18. Eyebrights. 2018. C. Metherell & F. Rumsey.
19. Gentians of Britain and Ireland. 2019. Tim Rich & Andy McVeigh.
20. Hawkweeds of South-East England. 2020. Mike Shaw.
21. Monograph of British and Irish Hieracium section Foliosa and section Prenanthoidea. 2021. Tim Rich and David McCosh.
22. Broomrapes of Britain and Ireland. 2021. Chris Thorogood & Fred Rumsey.
23. Field Handbook to British and Irish Dandelions. 2021. A.J. Richards.
24. Alchemilla: Lady's Mantles of Britain and Ireland. 2022. Mark Lynes.
25. Brambles of Scotland. 2025. A. Hannah.
26. Wild roses of Great Britain and Ireland. 2025. Roger Maskew and Gareth Knass.

===Publications dealing with rare plants===

The BSBI's attitudes to publication of details of locations of rare plants have changed over time.
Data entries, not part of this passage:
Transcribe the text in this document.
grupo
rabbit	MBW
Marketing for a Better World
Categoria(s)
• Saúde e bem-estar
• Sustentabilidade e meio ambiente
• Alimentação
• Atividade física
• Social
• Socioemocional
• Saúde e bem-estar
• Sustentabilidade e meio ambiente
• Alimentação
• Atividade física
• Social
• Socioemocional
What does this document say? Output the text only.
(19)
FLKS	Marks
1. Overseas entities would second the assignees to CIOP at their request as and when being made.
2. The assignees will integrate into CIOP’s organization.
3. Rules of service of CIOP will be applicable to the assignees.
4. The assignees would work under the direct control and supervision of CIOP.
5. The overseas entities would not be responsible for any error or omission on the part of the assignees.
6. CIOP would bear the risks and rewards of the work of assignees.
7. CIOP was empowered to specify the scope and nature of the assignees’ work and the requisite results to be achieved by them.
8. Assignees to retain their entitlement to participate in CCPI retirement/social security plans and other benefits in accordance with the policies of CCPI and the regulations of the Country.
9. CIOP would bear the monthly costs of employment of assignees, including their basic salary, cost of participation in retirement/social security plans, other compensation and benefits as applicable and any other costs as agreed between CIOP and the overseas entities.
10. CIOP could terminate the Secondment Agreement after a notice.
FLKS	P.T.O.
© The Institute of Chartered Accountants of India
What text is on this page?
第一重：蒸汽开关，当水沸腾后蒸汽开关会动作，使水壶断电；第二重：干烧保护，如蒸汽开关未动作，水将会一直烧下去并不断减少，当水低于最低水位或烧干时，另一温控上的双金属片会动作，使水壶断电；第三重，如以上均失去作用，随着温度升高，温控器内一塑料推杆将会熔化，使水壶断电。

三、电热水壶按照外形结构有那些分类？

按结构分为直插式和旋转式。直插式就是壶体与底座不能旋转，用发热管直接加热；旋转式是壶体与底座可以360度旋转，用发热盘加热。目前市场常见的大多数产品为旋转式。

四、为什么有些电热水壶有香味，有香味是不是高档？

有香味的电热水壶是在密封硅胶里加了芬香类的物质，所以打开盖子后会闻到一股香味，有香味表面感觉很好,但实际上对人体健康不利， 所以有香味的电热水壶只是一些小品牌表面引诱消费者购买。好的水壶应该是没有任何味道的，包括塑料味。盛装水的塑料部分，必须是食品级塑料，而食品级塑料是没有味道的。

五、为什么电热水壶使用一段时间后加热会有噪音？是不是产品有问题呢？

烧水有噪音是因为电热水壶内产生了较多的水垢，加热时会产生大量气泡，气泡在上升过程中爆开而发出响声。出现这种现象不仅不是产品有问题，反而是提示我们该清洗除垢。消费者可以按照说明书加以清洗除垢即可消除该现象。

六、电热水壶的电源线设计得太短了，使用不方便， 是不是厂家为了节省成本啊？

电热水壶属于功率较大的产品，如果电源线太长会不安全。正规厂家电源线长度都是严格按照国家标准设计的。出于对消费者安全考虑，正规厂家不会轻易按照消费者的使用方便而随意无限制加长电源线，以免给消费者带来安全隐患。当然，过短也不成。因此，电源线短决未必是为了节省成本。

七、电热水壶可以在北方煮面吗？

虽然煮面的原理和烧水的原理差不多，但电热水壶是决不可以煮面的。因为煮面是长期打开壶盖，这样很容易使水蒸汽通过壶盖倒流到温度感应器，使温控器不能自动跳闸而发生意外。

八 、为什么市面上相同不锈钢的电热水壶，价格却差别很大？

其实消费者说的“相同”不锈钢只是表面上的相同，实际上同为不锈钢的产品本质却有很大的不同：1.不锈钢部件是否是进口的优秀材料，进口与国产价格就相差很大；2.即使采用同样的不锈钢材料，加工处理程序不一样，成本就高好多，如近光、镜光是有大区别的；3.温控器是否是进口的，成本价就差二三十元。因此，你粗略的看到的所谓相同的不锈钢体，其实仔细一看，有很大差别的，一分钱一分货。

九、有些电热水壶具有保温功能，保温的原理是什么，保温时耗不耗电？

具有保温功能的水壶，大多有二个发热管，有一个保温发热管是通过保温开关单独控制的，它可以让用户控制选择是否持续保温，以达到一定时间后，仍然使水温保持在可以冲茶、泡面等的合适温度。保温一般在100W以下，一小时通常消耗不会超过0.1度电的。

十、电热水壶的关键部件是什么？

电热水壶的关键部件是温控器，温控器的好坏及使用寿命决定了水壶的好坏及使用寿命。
In 1991, it publicly criticised the author John Fisher, for writing "A Colour Guide to Rare Wild Flowers", a book which gave details of the locations of a selection of rare plants, stating that it was not in the interests of conservation. Following this criticism, Fisher resigned his membership of the BSBI. Fourteen years later, David Pearman, the Society's General Secretary, contrasted the way in which Fisher was, as Pearman termed it, "hounded out", with the more open attitudes that had then taken hold. In more recent times, the BSBI has produced or supported the production of a number of County Rare Plant Registers, books which list all known locations for all rare plants in their county of coverage.